Top executives in the government services space highlighted opportunities and strategic initiatives in their Q3 earnings calls, which took place between Oct. 29 and Nov. 12. And in the weeks since those calls, the landscape for 2021 and beyond has continued to take shape with the help of U.S. elections and new legislation.

Specifically, the companies represented in this report are ManTech International Corp. (MANT); Booz Allen Hamilton (BAH); Leidos Holdings (LDOS); ICF International (ICFI); Parsons Corp. (PSN); Perspecta (PRSP); Pacific Architects and Engineers (PAE); Vectrus (VEC), and CACI International Inc. (CACI).

Across the calls, the transcripts of which were published by Bloomberg, five key themes rose to the surface.

1. The results of the election matter but don’t warrant a quick trigger.

The result of the U.S. presidential election is meaningful but not critical to government services businesses. The slow and deliberate nature of the federal government (particularly under a divided Congress) usually prevents quick and significant changes in federal spending levels. Both parties appear aligned on issues involving national defense, suggesting steady state defense spending going forward. And on Jan. 1, a bipartisan Congressional vote overrode President Trump’s veto of the National Defense Authorization Act for fiscal year 2021.

On Nov. 5, John Wasson, CEO of ICF International, highlighted his view of election impacts and the government’s pace of change. “The U.S. government is like a huge aircraft carrier—it doesn’t change direction quickly,” he said. “And we’ve generally been able to grow our business and find opportunities in both Republican and Democratic administrations. … I’d also say it’s our experience that budgets tend to hold up and don’t change radically when there’s divided government.”

2. Even before spending legislation passed, contractors were solidly positioned.

After entering fiscal 2021 under a continuing resolution, contractors did not expect meaningful short-term changes in federal spending. In the earnings calls, which preceded the Dec. 27 finalization of the $2.3 trillion omnibus bill that includes $900 billion in COVID-19 aid, contractors said they expected Congress’ focus to remain on economic recovery and the possibility of additional federal relief. The new spending package extended section 3610 of the Coronavirus Aid, Relief and Economic Security Act through March 31.

John Heller, CEO of PAE, said on Nov. 12 he expected a continued bump in discretionary spending associated with COVID-19, but for total discretionary spending to flatten or decline slightly in the longer term.
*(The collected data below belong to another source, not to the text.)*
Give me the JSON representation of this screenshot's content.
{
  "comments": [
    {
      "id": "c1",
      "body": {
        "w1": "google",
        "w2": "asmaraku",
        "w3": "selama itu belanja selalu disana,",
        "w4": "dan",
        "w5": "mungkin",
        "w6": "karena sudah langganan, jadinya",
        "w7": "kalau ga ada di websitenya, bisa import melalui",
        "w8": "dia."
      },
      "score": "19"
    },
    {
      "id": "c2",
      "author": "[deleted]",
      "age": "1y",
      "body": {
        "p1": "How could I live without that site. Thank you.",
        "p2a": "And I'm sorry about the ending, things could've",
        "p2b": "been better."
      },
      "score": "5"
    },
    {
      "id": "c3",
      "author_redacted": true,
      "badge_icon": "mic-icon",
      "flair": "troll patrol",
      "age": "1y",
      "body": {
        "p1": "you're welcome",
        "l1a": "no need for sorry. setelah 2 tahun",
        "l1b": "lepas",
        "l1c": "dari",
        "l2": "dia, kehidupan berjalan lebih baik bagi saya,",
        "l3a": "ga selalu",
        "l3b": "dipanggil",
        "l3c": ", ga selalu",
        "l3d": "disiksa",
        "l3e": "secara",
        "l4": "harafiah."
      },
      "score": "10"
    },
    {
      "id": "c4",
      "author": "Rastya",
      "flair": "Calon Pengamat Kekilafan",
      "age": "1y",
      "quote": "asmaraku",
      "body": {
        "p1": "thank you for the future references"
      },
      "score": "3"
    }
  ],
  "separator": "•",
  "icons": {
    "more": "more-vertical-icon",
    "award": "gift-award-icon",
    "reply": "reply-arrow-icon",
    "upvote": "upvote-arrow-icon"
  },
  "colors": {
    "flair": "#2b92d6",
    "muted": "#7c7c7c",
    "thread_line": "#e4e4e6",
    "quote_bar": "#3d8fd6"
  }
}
However, he expressed confidence that “the federal government will continue to rely on contractors to perform mission-essential services, even in a flat or slightly declining total budget environment.”

3. The federal government’s strategic initiatives provide for plenty of opportunity.

Government services contractors continued to see growth opportunity within the federal defense budget, additional COVID-19 response spending and other discretionary spending categories. The federal government’s focus on IT modernization, 5G, national security and artificial intelligence continues to provide growth opportunities for contractors with relevant capabilities in the near and long term.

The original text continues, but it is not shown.